Somewhere the speaker crackled with static. “Unauthorized personnel secured,” the monotone voice reported to its dead masters as a spinning circular saw came straight for Krysty to harvest the unborn mutie. “Commence primary procedure.”

A deafening staccato filled the lab as numerous rapidfires peppered the ceiling with hot lead. Then Ryan hosed the control board with chem flames, filling the air with the reek of condensed fuel and propane. As the liquid fire seeped into the controls, sparks flew from the switches and dials, monitors shattered and the Claymore detonated.

Louder than a shotgun blast, the directional explosion blew a tremendous hole in the console, and the rest of the board went dark. Abruptly slowing their motions, the rods and cables soon ceased to move, the serrated edge of the rusty saw indenting the shirt over the woman’s taut stomach.

Rushing to her, Ryan grabbed the machine limb in his fist and ripped it from the ceiling, then cast away the filthy surgical tool.

“You okay?” he demanded anxiously, looking for any wounds.

“Just bruised,” Krysty replied, picking up her revolver from the floor. Pieces of wiring and IC chips were scattered everywhere, hydraulic fluid dripping from above to form red puddles on the steel floor, then trickle into drains.

“That explosion was you folks trying to get in,” J.B. said, unraveling a length of cable from around his waist.

“Blew a hole in the floor above,” Mildred said, passing him the dropped Uzi. “But getting to the next level took longer than expected.”

Expertly, the Armorer checked the rapidfire for damage before draping it over a shoulder. “More droids?”

“Not anymore,” Doc boasted, grinning with his oddly perfect teeth. “We came, we saw, we conquered.”

“Thank you, Jealous Caesar,” Mildred snorted.

Stooping under a table, Dean retrieved the M-167/ M-203 and took it to Krysty. “Here you go,” the boy said. “But I don’t think it’s going to work anymore. That barrel is pinched shut.”

“So I see,” the redhead muttered, and removed the half-spent clip from the rapidfire before laying the weapon aside. The M-203 was intact, but without grens the launcher was just deadweight.

“Take ammo,” Jak suggested, holding out a hand.

Krysty tossed him the mag, and the teenager tucked it into a jacket pocket. Scavenging through the debris, the companions spent a few minutes recovering the rest of the fallen weapons and sorting out the ammo.

“What is this place, anyway?” Dean asked, walking around the destroyed laboratory, the Weatherby cradled in his left arm, his right hand resting on the checkered grip of his Browning.

“Nursery,” J.B. muttered, straightening the brim of his crushed hat before returning it to the accustomed position. “Check those X rays. The babies look just like the mutants inside a Firebird. I saw one when the bus crashed and a rocket broke apart.”

Crossing the room, Mildred removed one of the film negatives from the darkened panel and held it to the flickering ceiling light. “Merciful God,” the physician whispered, her expression turning ugly. “If this was inside a normal female, then these aren’t muties, but genetically altered human children.”

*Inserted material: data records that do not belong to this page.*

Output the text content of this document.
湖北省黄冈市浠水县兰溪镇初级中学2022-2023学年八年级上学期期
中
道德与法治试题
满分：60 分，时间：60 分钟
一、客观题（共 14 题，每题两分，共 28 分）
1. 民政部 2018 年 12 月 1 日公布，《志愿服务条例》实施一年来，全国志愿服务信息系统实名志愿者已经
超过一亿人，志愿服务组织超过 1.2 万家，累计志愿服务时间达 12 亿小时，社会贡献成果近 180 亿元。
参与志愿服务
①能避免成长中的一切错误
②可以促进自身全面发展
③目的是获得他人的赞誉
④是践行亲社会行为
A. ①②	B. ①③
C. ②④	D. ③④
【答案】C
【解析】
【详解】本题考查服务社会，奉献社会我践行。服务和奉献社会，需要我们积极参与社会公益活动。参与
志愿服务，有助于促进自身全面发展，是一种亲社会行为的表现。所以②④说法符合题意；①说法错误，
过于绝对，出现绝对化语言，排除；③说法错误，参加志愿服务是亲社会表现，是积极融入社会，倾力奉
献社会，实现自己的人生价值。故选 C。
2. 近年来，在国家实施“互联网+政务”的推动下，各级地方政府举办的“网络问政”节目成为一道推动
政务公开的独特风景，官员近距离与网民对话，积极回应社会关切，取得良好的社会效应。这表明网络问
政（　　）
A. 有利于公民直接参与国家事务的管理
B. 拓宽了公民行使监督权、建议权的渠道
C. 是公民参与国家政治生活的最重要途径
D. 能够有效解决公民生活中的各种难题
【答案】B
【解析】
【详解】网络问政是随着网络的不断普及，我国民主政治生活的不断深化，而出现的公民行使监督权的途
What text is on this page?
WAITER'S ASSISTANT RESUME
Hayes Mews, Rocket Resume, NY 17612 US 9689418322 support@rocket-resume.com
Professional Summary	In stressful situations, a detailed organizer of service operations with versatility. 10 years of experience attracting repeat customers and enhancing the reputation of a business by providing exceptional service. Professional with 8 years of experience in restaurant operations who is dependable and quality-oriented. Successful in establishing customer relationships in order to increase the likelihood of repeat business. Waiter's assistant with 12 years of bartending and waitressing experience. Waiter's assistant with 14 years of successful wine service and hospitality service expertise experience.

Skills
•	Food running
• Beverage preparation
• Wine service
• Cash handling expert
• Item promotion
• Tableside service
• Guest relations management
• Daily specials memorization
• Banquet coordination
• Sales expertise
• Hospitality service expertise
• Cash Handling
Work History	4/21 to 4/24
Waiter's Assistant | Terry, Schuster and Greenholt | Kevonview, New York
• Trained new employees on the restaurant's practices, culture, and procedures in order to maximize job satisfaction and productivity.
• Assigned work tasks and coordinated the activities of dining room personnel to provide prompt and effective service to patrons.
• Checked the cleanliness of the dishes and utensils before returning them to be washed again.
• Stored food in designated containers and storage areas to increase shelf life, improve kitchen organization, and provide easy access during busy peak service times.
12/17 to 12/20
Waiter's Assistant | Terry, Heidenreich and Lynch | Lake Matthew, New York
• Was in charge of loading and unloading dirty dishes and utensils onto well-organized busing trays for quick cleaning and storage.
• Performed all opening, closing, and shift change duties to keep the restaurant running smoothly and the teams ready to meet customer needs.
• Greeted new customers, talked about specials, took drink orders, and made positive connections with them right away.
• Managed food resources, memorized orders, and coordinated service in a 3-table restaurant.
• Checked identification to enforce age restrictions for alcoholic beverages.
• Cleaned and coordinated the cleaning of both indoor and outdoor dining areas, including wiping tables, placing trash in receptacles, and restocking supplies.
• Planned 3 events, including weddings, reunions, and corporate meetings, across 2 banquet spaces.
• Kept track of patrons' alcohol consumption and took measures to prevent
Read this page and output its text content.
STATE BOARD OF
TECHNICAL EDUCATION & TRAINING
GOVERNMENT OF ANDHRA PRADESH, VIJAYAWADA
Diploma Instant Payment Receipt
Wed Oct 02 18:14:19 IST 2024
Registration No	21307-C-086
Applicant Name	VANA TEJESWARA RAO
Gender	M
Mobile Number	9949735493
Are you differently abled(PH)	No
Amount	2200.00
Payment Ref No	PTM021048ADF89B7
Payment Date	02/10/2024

“Breed on purpose?” Jak demanded, resting a boot on a broken section of the control board.

“So it would seem.”

“Why?”

“Most likely to replace comps,” Ryan said, frowning. “The BMP blast of a nuke fries electronics unless they are heavily shielded. Shielding no missile can carry and fly. But these whatever you call them would still be able to guide a missile to the enemy.”